Slashdot Mirror


Go R, Young Man

theodp (442580) writes " Learning to code has become a mainstream fascination," writes Brian Liou in Why are YOU learning to code?, "but all the evangelization has been misleading. The problem in our Chris-Bosh-codes-so-should-you society is that people learn to code without first asking "for what purpose do you want to use code?" What in your day-to-day work could you actually automate using code? Let's face it, your odds of creating the next hot iPhone app aren't great, but the spreadsheets you look at everyday or the strategic business decisions you or your company makes? Coding can help you with those. Coding to better understand data would help everyone." Leada co-founder Liou's advice? "So to all non-technical professionals looking to get technical: If you want to become a software engineer, by all means learn Ruby or go through the JavaScript tutorials on Codecademy. But if you're simply a business professional looking to gain an edge on your peers, trust me, you are much better off learning R." So, did Mark Zuckerberg steer 100 million K-12 coder wannabes down the wrong path with the JavaScript and Ruby preaching?"

8 of 144 comments (clear)

  1. Just learn to program by Anonymous Coward · · Score: 4, Insightful

    Language is not relevant, as long as you don't just learn one.

    1. Re:Just learn to program by Anonymous Coward · · Score: 5, Insightful

      1) You have to choose a programming language to learn with. You don't learn to program in a vacuum.
      2) A non-technical person doesn't want to learn tons of programming languages especially when they have no relevance to their business. Hence the suggestion of the article writer that they focus on something like R over Ruby/Javascript since it's likely to have more relevance to them.

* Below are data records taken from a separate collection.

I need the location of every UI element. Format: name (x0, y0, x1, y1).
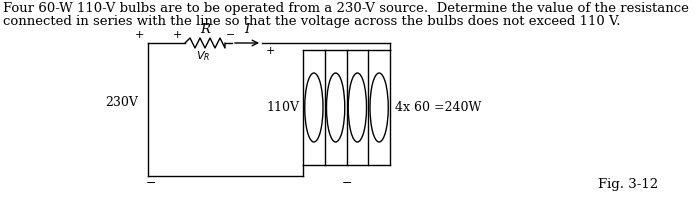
Text: −: − (342, 177, 351, 190)
Text: connected in series with the line so that the voltage across the bulbs does not : connected in series with the line so tha… (3, 15, 620, 28)
Text: R: R (200, 23, 210, 36)
Ellipse shape (370, 73, 388, 142)
Ellipse shape (304, 73, 323, 142)
Text: $V_R$: $V_R$ (196, 49, 210, 63)
Text: +: + (173, 30, 182, 40)
Text: I: I (244, 23, 250, 36)
Text: +: + (134, 30, 144, 40)
Ellipse shape (348, 73, 367, 142)
Text: Four 60-W 110-V bulbs are to be operated from a 230-V source.  Determine the val: Four 60-W 110-V bulbs are to be operated… (3, 2, 689, 15)
Text: 4x 60 =240W: 4x 60 =240W (395, 101, 482, 114)
Text: −: − (146, 177, 157, 190)
Text: −: − (226, 30, 235, 40)
Text: 110V: 110V (266, 101, 299, 114)
Text: 230V: 230V (105, 96, 138, 109)
Text: +: + (266, 46, 275, 56)
Ellipse shape (326, 73, 345, 142)
Text: Fig. 3-12: Fig. 3-12 (598, 178, 658, 191)
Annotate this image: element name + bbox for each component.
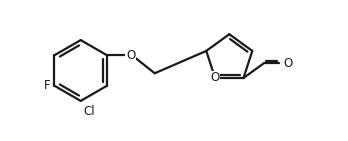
Text: Cl: Cl <box>84 105 95 118</box>
Text: O: O <box>211 71 220 84</box>
Text: O: O <box>284 57 293 70</box>
Text: O: O <box>126 49 135 62</box>
Text: F: F <box>44 79 50 92</box>
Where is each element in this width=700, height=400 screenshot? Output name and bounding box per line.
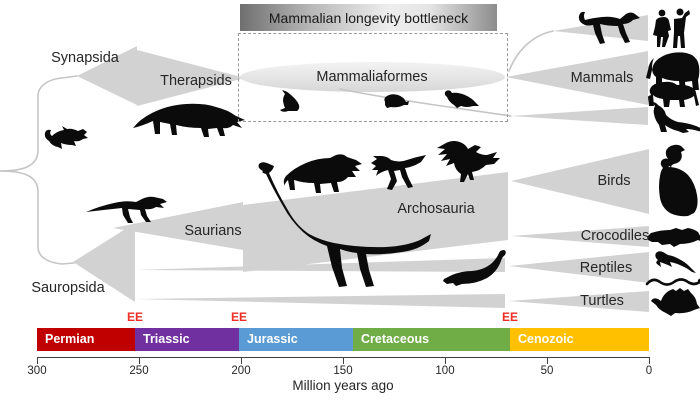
tick-150 <box>343 357 344 364</box>
extinction-event-cretaceous-paleogene: EE <box>501 310 519 324</box>
saurians-cone <box>113 202 243 250</box>
label-birds: Birds <box>597 172 631 189</box>
sauropsida-cone <box>73 223 135 302</box>
theropod-icon <box>371 155 426 190</box>
primate-lineage-line <box>508 30 554 72</box>
label-therapsids: Therapsids <box>160 72 232 89</box>
turtles-cone <box>509 291 649 312</box>
lizard-icon <box>655 251 696 273</box>
period-permian: Permian <box>37 328 135 351</box>
bottleneck-header: Mammalian longevity bottleneck <box>240 4 497 31</box>
label-mammals: Mammals <box>570 69 634 86</box>
period-jurassic: Jurassic <box>239 328 353 351</box>
period-triassic: Triassic <box>135 328 239 351</box>
monkey-icon <box>578 11 640 44</box>
label-crocodiles: Crocodiles <box>580 227 650 244</box>
label-mammaliaformes: Mammaliaformes <box>316 68 428 85</box>
mammals-cone <box>506 51 648 105</box>
mammaliaformes-ellipse <box>240 62 505 92</box>
therapsid-icon <box>133 103 245 137</box>
early-sauropsid-icon <box>86 196 167 223</box>
bottleneck-title: Mammalian longevity bottleneck <box>268 9 469 26</box>
synapsida-cone <box>77 46 137 105</box>
crocodiles-cone <box>511 226 649 247</box>
tick-50 <box>547 357 548 364</box>
extinction-event-triassic-jurassic: EE <box>230 310 248 324</box>
period-jurassic-label: Jurassic <box>247 332 298 347</box>
tick-label-200: 200 <box>231 365 251 377</box>
tick-100 <box>445 357 446 364</box>
early-mammal-2-icon <box>384 94 409 108</box>
marsupial-lineage-line <box>339 88 512 117</box>
early-mammal-3-icon <box>444 90 479 108</box>
turtles-band <box>135 294 505 308</box>
early-mammal-1-icon <box>280 90 300 112</box>
humans-icon <box>653 8 690 48</box>
turtle-icon <box>651 288 700 316</box>
root-branch-synapsida <box>0 75 78 172</box>
archaeopteryx-icon <box>437 141 500 182</box>
root-branch-sauropsida <box>0 170 75 265</box>
tick-label-250: 250 <box>129 365 149 377</box>
label-archosauria: Archosauria <box>397 200 475 217</box>
period-cenozoic: Cenozoic <box>510 328 649 351</box>
therapsids-cone <box>137 50 245 106</box>
label-saurians: Saurians <box>184 222 242 239</box>
extinction-event-permian-triassic: EE <box>126 310 144 324</box>
period-cretaceous-label: Cretaceous <box>361 332 430 347</box>
tick-label-100: 100 <box>435 365 455 377</box>
period-triassic-label: Triassic <box>143 332 190 347</box>
tick-label-0: 0 <box>645 365 653 377</box>
tick-300 <box>37 357 38 364</box>
label-reptiles: Reptiles <box>579 259 633 276</box>
tick-250 <box>139 357 140 364</box>
marine-crocodile-icon <box>443 250 506 286</box>
kangaroo-icon <box>652 102 700 133</box>
period-cenozoic-label: Cenozoic <box>518 332 574 347</box>
label-synapsida: Synapsida <box>51 49 119 66</box>
early-lizard-icon <box>44 126 88 149</box>
reptiles-band <box>135 258 505 272</box>
period-cretaceous: Cretaceous <box>353 328 510 351</box>
marsupial-cone <box>511 107 648 125</box>
reptiles-cone <box>509 252 649 283</box>
axis-title: Million years ago <box>292 378 394 393</box>
period-permian-label: Permian <box>45 332 95 347</box>
tick-label-300: 300 <box>27 365 47 377</box>
tick-label-50: 50 <box>540 365 554 377</box>
crocodile-icon <box>647 228 700 247</box>
birds-cone <box>511 149 649 214</box>
label-sauropsida: Sauropsida <box>31 279 105 296</box>
tick-200 <box>241 357 242 364</box>
tick-label-150: 150 <box>333 365 353 377</box>
label-turtles: Turtles <box>580 292 624 309</box>
elephant-icon <box>646 52 700 91</box>
snake-icon <box>645 278 700 286</box>
lion-icon <box>648 81 699 107</box>
triceratops-icon <box>283 154 362 193</box>
tick-0 <box>649 357 650 364</box>
archosauria-wedge <box>243 172 508 272</box>
vulture-icon <box>659 158 698 217</box>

    2. Re:Just learn to program by Lunix+Nutcase · · Score: 4, Insightful

      Most people don't have the time to sink into learning multiple programming languages. Especially when programming isn't their career.

  2. Nothing to see here by phantomfive · · Score: 5, Insightful

    CEO of data analysis company suggests people learn data analysis language.

    In other news, CEO of Erlang Solutions thinks Erlang is great. No word on why.......

    --
    "First they came for the slanderers and i said nothing."
    1. Re:Nothing to see here by phantomfive · · Score: 4, Insightful

      It's silly because "if you're simply a business professional looking to gain an edge on your peers," then R is not the language to choose. He said it because he's trying to raise the profile of his company (which is what CEOs and co-founders do).

      Now, if he had a well reasoned argument to support his choice, I would be really interested in reading it, but I can't find it among the maze of links in the summary. Incidentally, his company offers courses in R, so if you've recently decided you want to learn it because the co-founder of a startup recommended it, there's a convenient place you can go to learn it.

      --
      "First they came for the slanderers and i said nothing."
  3. R is not a programming language by rockmuelle · · Score: 5, Insightful

    It's a statistical computing environment. R is much closed to what VB was pre-VB6 - a loosely defined domain specific language with lots of libraries aimed at a specific task. It's not really a general purpose programming language and not a great one to learn if you want to learn to program.

    If you do a lot of number crunching and want to move beyond Excel, R is a great choice (as is matlab, s-plus, or any of the others aimed at analytics).

    If you do analytics AND want to learn to program, go Python and NumPy/Pandas.

    If you just want to learn to program, VB, JavaScript, Python, Java are all good. Just find what you'd like to program and see what languages people are using.

    And yes, at some point, pick up a few more languages if you find you like programming.

    -Chris

    1. Re:R is not a programming language by umafuckit · · Score: 4, Insightful

      Exactly. Terrible as a programming language. Telling someone to learn R is basically the same as telling someone to learn statistics and analyse their data properly.

  4. this is just nonsense. by rogoshen1 · · Score: 4, Insightful

    This is just taking the facile view that coding is a means to an end. Step 1: learn to code Step 2: ???? Step 3: 90k year job at a startup. =/

    It's no different than saying "all the good jobs require a college degree, therefore we should put EVERYONE through college, then everyone will get good jobs". No.

    Telling kids that the key to getting a good job is by learning ruby, or JS, or whatever language; is just going to create an environment where there's a glut of substandard ruby and JS coders out there.

    If you want kids to be successful, teach them to learn, and to think for themselves -- their interest and ambition is what will be the deciding factor, not cramming CS-lite education down their throats. Because, you can create shitty developers out of people who have no interest in the field, and are only there for a paycheck... but what's the point?